Judge Denies Release of Frozen Assets in SEC Fraud Case

The seal of the U.S. Securities and Exchange Commission (SEC) is seen at their headquarters in Washington, D.C., U.S., May 12, 2021. REUTERS/Andrew Kelly

A Connecticut federal judge is standing by his earlier decision refusing to release $50,000 in frozen assets to pay the attorneys of an investment adviser and his wife, who face a $5.9 million fraud suit from the U.S. Securities and Exchange Commission.

U.S. District Judge Victor A. Bolden denied the request by John A. Masanotti Jr. and his company, Middlesex Mortgage Group LLC, to modify the asset freeze. The judge issued the original preliminary injunction against the defendants in November and updated it in February after the SEC said it needed to be altered on an expedited basis because regulators learned from at least two witnesses that Masanotti was not abiding by the injunction’s guidelines.

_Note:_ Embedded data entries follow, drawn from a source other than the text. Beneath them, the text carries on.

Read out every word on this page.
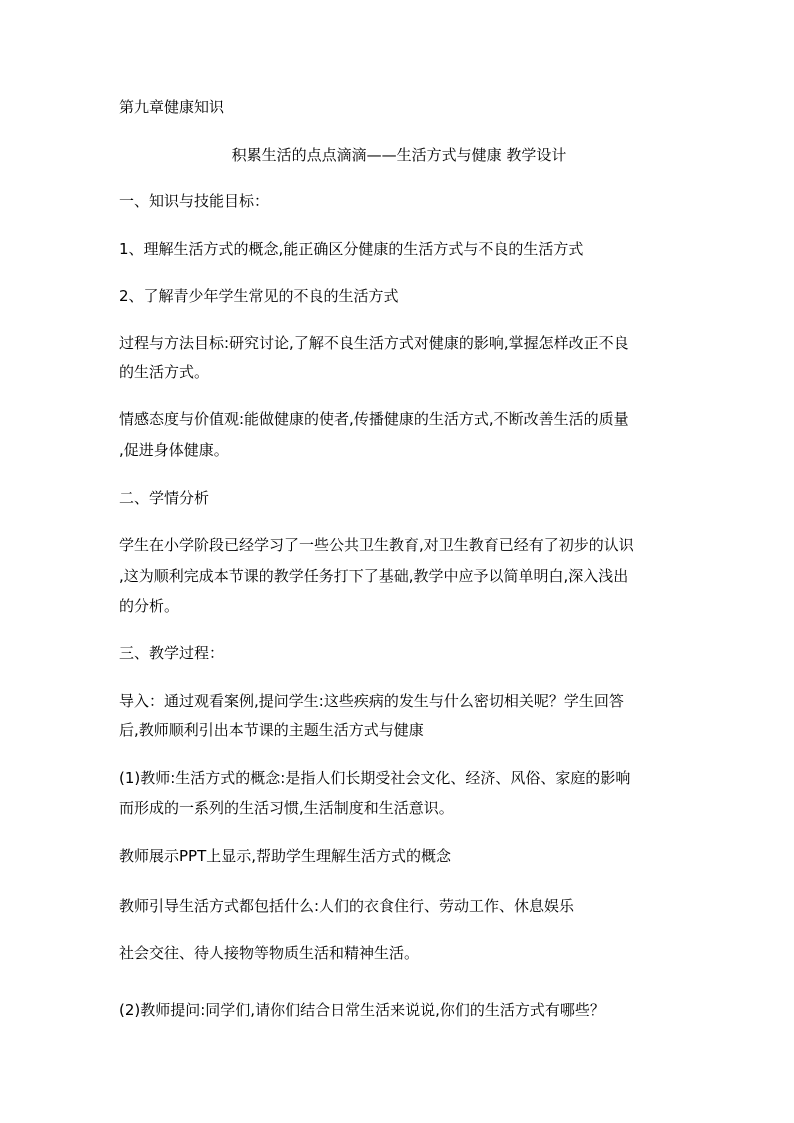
第九章健康知识
积累生活的点点滴滴——生活方式与健康 教学设计
一、知识与技能目标：
1、理解生活方式的概念,能正确区分健康的生活方式与不良的生活方式
2、了解青少年学生常见的不良的生活方式
过程与方法目标:研究讨论,了解不良生活方式对健康的影响,掌握怎样改正不良
的生活方式。
情感态度与价值观:能做健康的使者,传播健康的生活方式,不断改善生活的质量
,促进身体健康。
二、学情分析
学生在小学阶段已经学习了一些公共卫生教育,对卫生教育已经有了初步的认识
,这为顺利完成本节课的教学任务打下了基础,教学中应予以简单明白,深入浅出
的分析。
三、教学过程：
导入：通过观看案例,提问学生:这些疾病的发生与什么密切相关呢？学生回答
后,教师顺利引出本节课的主题生活方式与健康
(1)教师:生活方式的概念:是指人们长期受社会文化、经济、风俗、家庭的影响
而形成的一系列的生活习惯,生活制度和生活意识。
教师展示PPT上显示,帮助学生理解生活方式的概念
教师引导生活方式都包括什么:人们的衣食住行、劳动工作、休息娱乐
社会交往、待人接物等物质生活和精神生活。
(2)教师提问:同学们,请你们结合日常生活来说说,你们的生活方式有哪些？
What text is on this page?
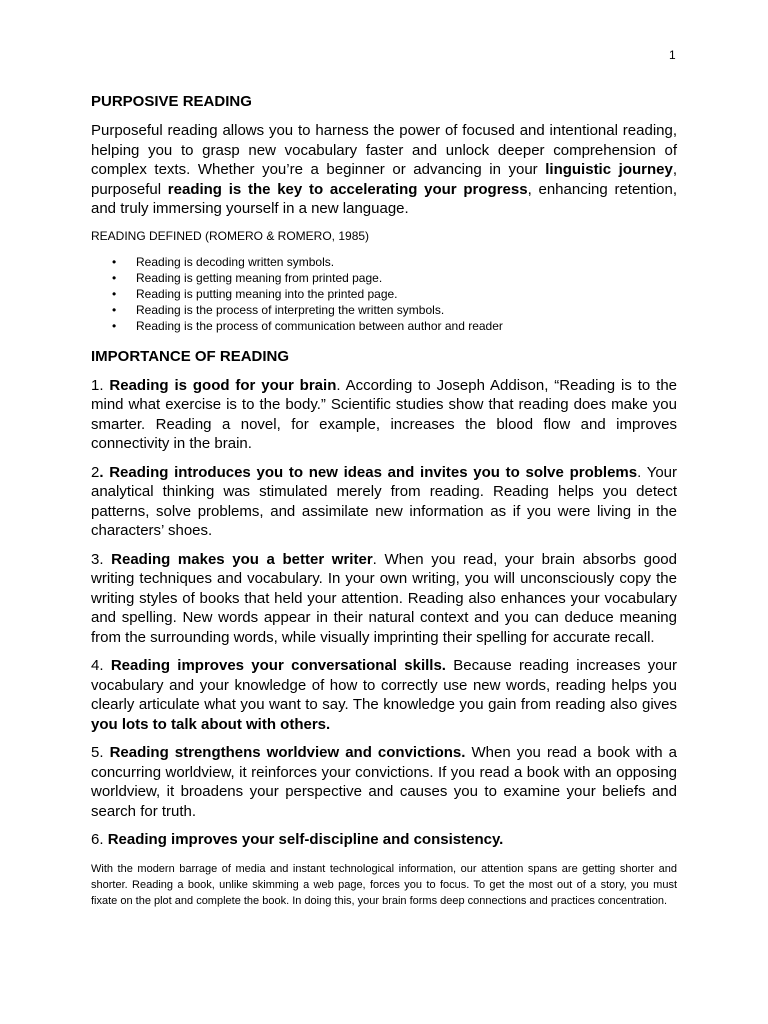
1
PURPOSIVE READING

Purposeful reading allows you to harness the power of focused and intentional reading, helping you to grasp new vocabulary faster and unlock deeper comprehension of complex texts. Whether you’re a beginner or advancing in your linguistic journey, purposeful reading is the key to accelerating your progress, enhancing retention, and truly immersing yourself in a new language.

READING DEFINED (ROMERO & ROMERO, 1985)

• Reading is decoding written symbols.
• Reading is getting meaning from printed page.
• Reading is putting meaning into the printed page.
• Reading is the process of interpreting the written symbols.
• Reading is the process of communication between author and reader
IMPORTANCE OF READING

1. Reading is good for your brain. According to Joseph Addison, “Reading is to the mind what exercise is to the body.” Scientific studies show that reading does make you smarter. Reading a novel, for example, increases the blood flow and improves connectivity in the brain.

2. Reading introduces you to new ideas and invites you to solve problems. Your analytical thinking was stimulated merely from reading. Reading helps you detect patterns, solve problems, and assimilate new information as if you were living in the characters’ shoes.

3. Reading makes you a better writer. When you read, your brain absorbs good writing techniques and vocabulary. In your own writing, you will unconsciously copy the writing styles of books that held your attention. Reading also enhances your vocabulary and spelling. New words appear in their natural context and you can deduce meaning from the surrounding words, while visually imprinting their spelling for accurate recall.

4. Reading improves your conversational skills. Because reading increases your vocabulary and your knowledge of how to correctly use new words, reading helps you clearly articulate what you want to say. The knowledge you gain from reading also gives you lots to talk about with others.

5. Reading strengthens worldview and convictions. When you read a book with a concurring worldview, it reinforces your convictions. If you read a book with an opposing worldview, it broadens your perspective and causes you to examine your beliefs and search for truth.

6. Reading improves your self-discipline and consistency.

With the modern barrage of media and instant technological information, our attention spans are getting shorter and shorter. Reading a book, unlike skimming a web page, forces you to focus. To get the most out of a story, you must fixate on the plot and complete the book. In doing this, your brain forms deep connections and practices concentration.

The SEC’s November complaint accused Masanotti and his company of misappropriating money for personal uses, such as mortgage payments on two homes he owned with his wife, Mary A. Ferrara. Ferrara is named as a relief defendant in the lawsuit.

In a May 17 filing, the SEC argued Masanotti’s request to unfreeze the assets “defrauded investor money.” The agency said the defendants should not be able to access even a portion of the $148,000 gained from the sale of their Connecticut home because Middlesex investor funds have been subsidizing the mortgage payments for years.